WHERE ARE WE GOING WITH CYBER SPENDING?

Cybercrime Magazine projects metrics and spending in cybersecurity each year, and their 2026 market report just came out last week. Here are some of their statistics:

• "Cybersecurity Ventures predicts that global spending on cybersecurity products and services will exceed $520 billion annually (USD) by 2026, up from $260 billion in 2021.
• AI is expanding a $2 trillion total addressable market (TAM) for cybersecurity providers, according to a 2024/2025 study by McKinsey.
• Today, nearly 15 percent of (corporate) cybersecurity spending comes from outside the chief information security office (CISO), and non-CISO cyber spending is expected to grow at a 24 percent CAGR over the next three years, according to McKinsey.
• The U.S. and Western Europe will account for more than 70 percent of global information security spending in 2025, according to IDC.
• Microsoft in fiscal 2025 generated around $37 billion in cybersecurity revenue, representing about 14 percent of its total revenue, according to Investing.com, and its security business can reach $50 billion by 2030 if it grows at a mid-teens CAGR.
• The U.S. spends more than $25 billion on cybersecurity every year to defend federal systems against increasing threats from hackers, ransomware groups and state-sponsored actors, according to Palo Alto Networks.
• Cybersecurity Ventures predicts that cybercrime will cost the world $10.5 trillion USD in 2025, up from $6 trillion in 2021, and $3 trillion in 2015."

And this video from CISO Tradecraft shows how to create a cybersecurity budget using an Excel template.

FINAL THOUGHTS

Back in June of this year, the EY Center for Government Modernization found a surge in state and local governments’ AI use and an interest in private-sector collaboration as modernization efforts increase in coming years.

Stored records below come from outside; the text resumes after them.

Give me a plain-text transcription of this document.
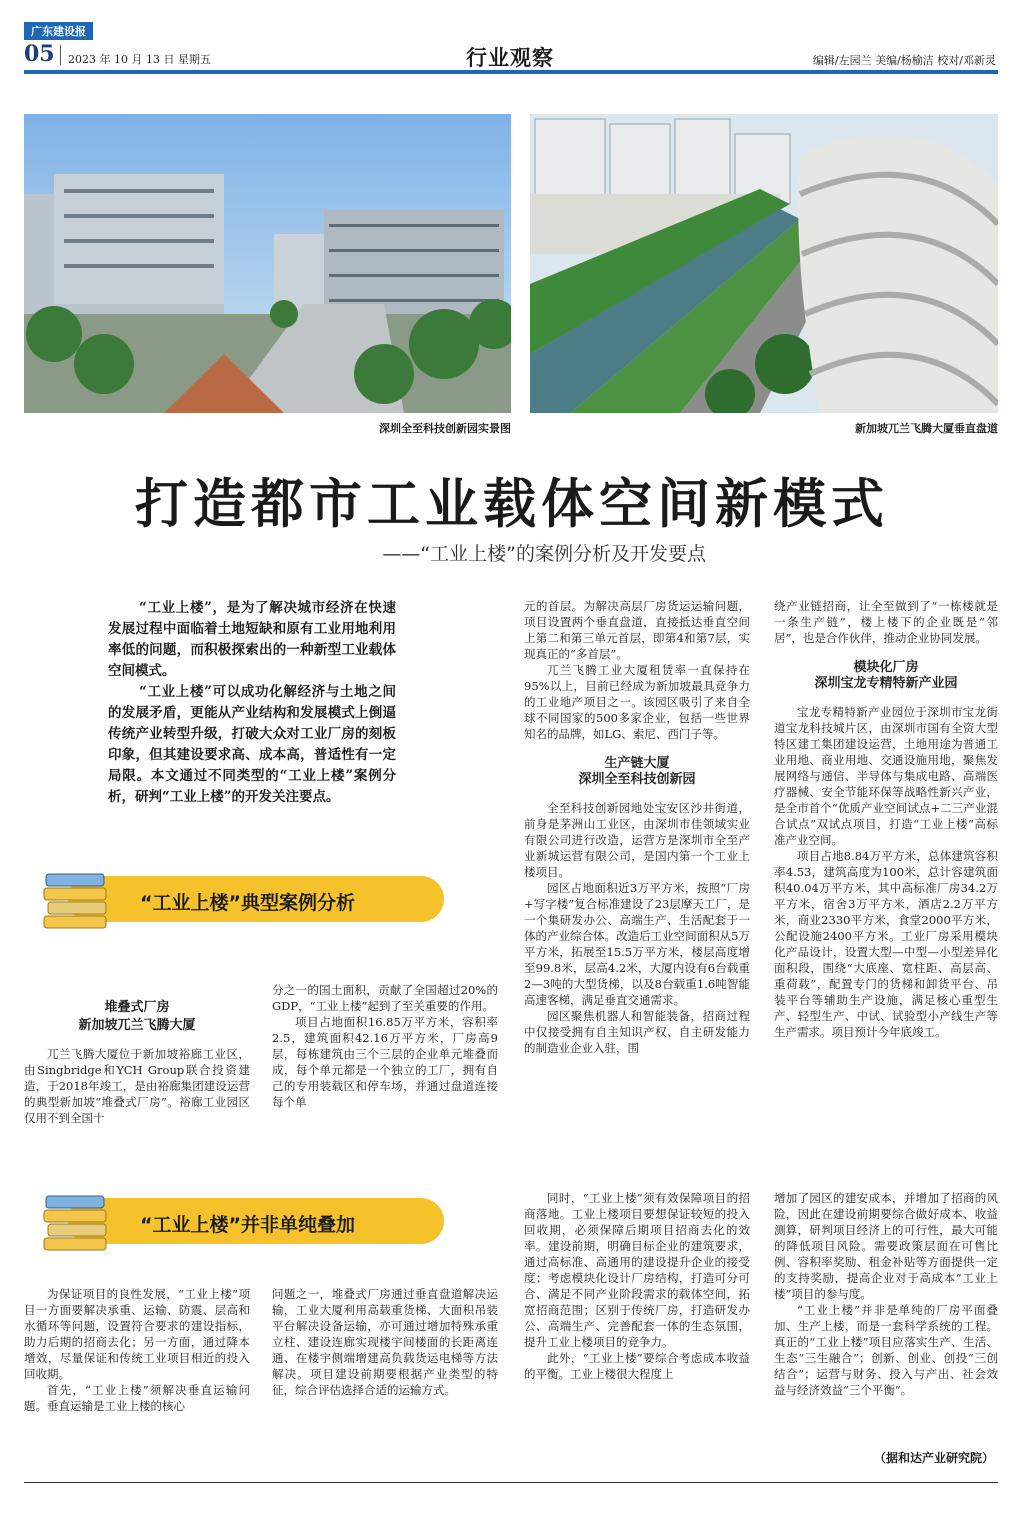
广东建设报
05 2023 年 10 月 13 日 星期五	行业观察	编辑/左园兰 美编/杨榆洁 校对/邓新灵
深圳全至科技创新园实景图	新加坡兀兰飞腾大厦垂直盘道
打造都市工业载体空间新模式
——“工业上楼”的案例分析及开发要点

“工业上楼”，是为了解决城市经济在快速发展过程中面临着土地短缺和原有工业用地利用率低的问题，而积极探索出的一种新型工业载体空间模式。

“工业上楼”可以成功化解经济与土地之间的发展矛盾，更能从产业结构和发展模式上倒逼传统产业转型升级，打破大众对工业厂房的刻板印象，但其建设要求高、成本高，普适性有一定局限。本文通过不同类型的“工业上楼”案例分析，研判“工业上楼”的开发关注要点。

“工业上楼”典型案例分析
堆叠式厂房
新加坡兀兰飞腾大厦

兀兰飞腾大厦位于新加坡裕廊工业区，由Singbridge和YCH Group联合投资建造，于2018年竣工，是由裕廊集团建设运营的典型新加坡“堆叠式厂房”。裕廊工业园区仅用不到全国十

分之一的国土面积，贡献了全国超过20%的GDP，“工业上楼”起到了至关重要的作用。

项目占地面积16.85万平方米，容积率2.5，建筑面积42.16万平方米，厂房高9层，每栋建筑由三个三层的企业单元堆叠而成，每个单元都是一个独立的工厂，拥有自己的专用装载区和停车场，并通过盘道连接每个单

元的首层。为解决高层厂房货运运输问题，项目设置两个垂直盘道，直接抵达垂直空间上第二和第三单元首层，即第4和第7层，实现真正的“多首层”。

兀兰飞腾工业大厦租赁率一直保持在95%以上，目前已经成为新加坡最具竞争力的工业地产项目之一。该园区吸引了来自全球不同国家的500多家企业，包括一些世界知名的品牌，如LG、索尼、西门子等。

生产链大厦
深圳全至科技创新园

全至科技创新园地处宝安区沙井街道，前身是茅洲山工业区，由深圳市佳领域实业有限公司进行改造，运营方是深圳市全至产业新城运营有限公司，是国内第一个工业上楼项目。

园区占地面积近3万平方米，按照“厂房+写字楼”复合标准建设了23层摩天工厂，是一个集研发办公、高端生产、生活配套于一体的产业综合体。改造后工业空间面积从5万平方米，拓展至15.5万平方米，楼层高度增至99.8米，层高4.2米，大厦内设有6台载重2—3吨的大型货梯，以及8台载重1.6吨智能高速客梯，满足垂直交通需求。

园区聚焦机器人和智能装备，招商过程中仅接受拥有自主知识产权、自主研发能力的制造业企业入驻，围

绕产业链招商，让全至做到了“一栋楼就是一条生产链”，楼上楼下的企业既是“邻居”，也是合作伙伴，推动企业协同发展。

模块化厂房
深圳宝龙专精特新产业园

宝龙专精特新产业园位于深圳市宝龙街道宝龙科技城片区，由深圳市国有全资大型特区建工集团建设运营，土地用途为普通工业用地、商业用地、交通设施用地，聚焦发展网络与通信、半导体与集成电路、高端医疗器械、安全节能环保等战略性新兴产业，是全市首个“优质产业空间试点+二三产业混合试点”双试点项目，打造“工业上楼”高标准产业空间。

项目占地8.84万平方米，总体建筑容积率4.53，建筑高度为100米，总计容建筑面积40.04万平方米，其中高标准厂房34.2万平方米，宿舍3万平方米，酒店2.2万平方米，商业2330平方米，食堂2000平方米，公配设施2400平方米。工业厂房采用模块化产品设计，设置大型—中型—小型差异化面积段，围绕“大底座、宽柱距、高层高、重荷载”，配置专门的货梯和卸货平台、吊装平台等辅助生产设施，满足核心重型生产、轻型生产、中试、试验型小产线生产等生产需求。项目预计今年底竣工。

“工业上楼”并非单纯叠加

为保证项目的良性发展，“工业上楼”项目一方面要解决承重、运输、防震、层高和水循环等问题，设置符合要求的建设指标，助力后期的招商去化；另一方面，通过降本增效，尽量保证和传统工业项目相近的投入回收期。

首先，“工业上楼”须解决垂直运输问题。垂直运输是工业上楼的核心

问题之一，堆叠式厂房通过垂直盘道解决运输，工业大厦利用高载重货梯、大面积吊装平台解决设备运输，亦可通过增加特殊承重立柱、建设连廊实现楼宇间楼面的长距离连通、在楼宇侧端增建高负载货运电梯等方法解决。项目建设前期要根据产业类型的特征，综合评估选择合适的运输方式。

同时，“工业上楼”须有效保障项目的招商落地。工业上楼项目要想保证较短的投入回收期，必须保障后期项目招商去化的效率。建设前期，明确目标企业的建筑要求，通过高标准、高通用的建设提升企业的接受度；考虑模块化设计厂房结构，打造可分可合、满足不同产业阶段需求的载体空间，拓宽招商范围；区别于传统厂房，打造研发办公、高端生产、完善配套一体的生态氛围，提升工业上楼项目的竞争力。

此外，“工业上楼”要综合考虑成本收益的平衡。工业上楼很大程度上

增加了园区的建安成本，并增加了招商的风险，因此在建设前期要综合做好成本、收益测算，研判项目经济上的可行性，最大可能的降低项目风险。需要政策层面在可售比例、容积率奖励、租金补贴等方面提供一定的支持奖励，提高企业对于高成本“工业上楼”项目的参与度。

“工业上楼”并非是单纯的厂房平面叠加、生产上楼，而是一套科学系统的工程。真正的“工业上楼”项目应落实生产、生活、生态“三生融合”；创新、创业、创投“三创结合”；运营与财务、投入与产出、社会效益与经济效益“三个平衡”。

（据和达产业研究院）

Here's an excerpt from EY's press release about the report:

"However, this enthusiasm is tempered by concerns regarding the lack of clear regulations or government standards for AI development (78 percent) and cyberattacks becoming more sophisticated due to AI (82 percent).

“'AI offers a powerful opportunity to achieve greater efficiency in a resource-constrained environment,' said Estes. 'But our survey reveals an acute awareness of the amplified cybersecurity and regulatory risks this technology brings. The real opportunity lies in agencies proactively embedding governance and security measures from the outset of their AI journey to fuel, rather than hinder, efficiency gains.'”

Meanwhile, last week, Government Technology reported that Congress moved to reauthorize the State and Local Cybersecurity Grant Program but did not specify the amount of funding.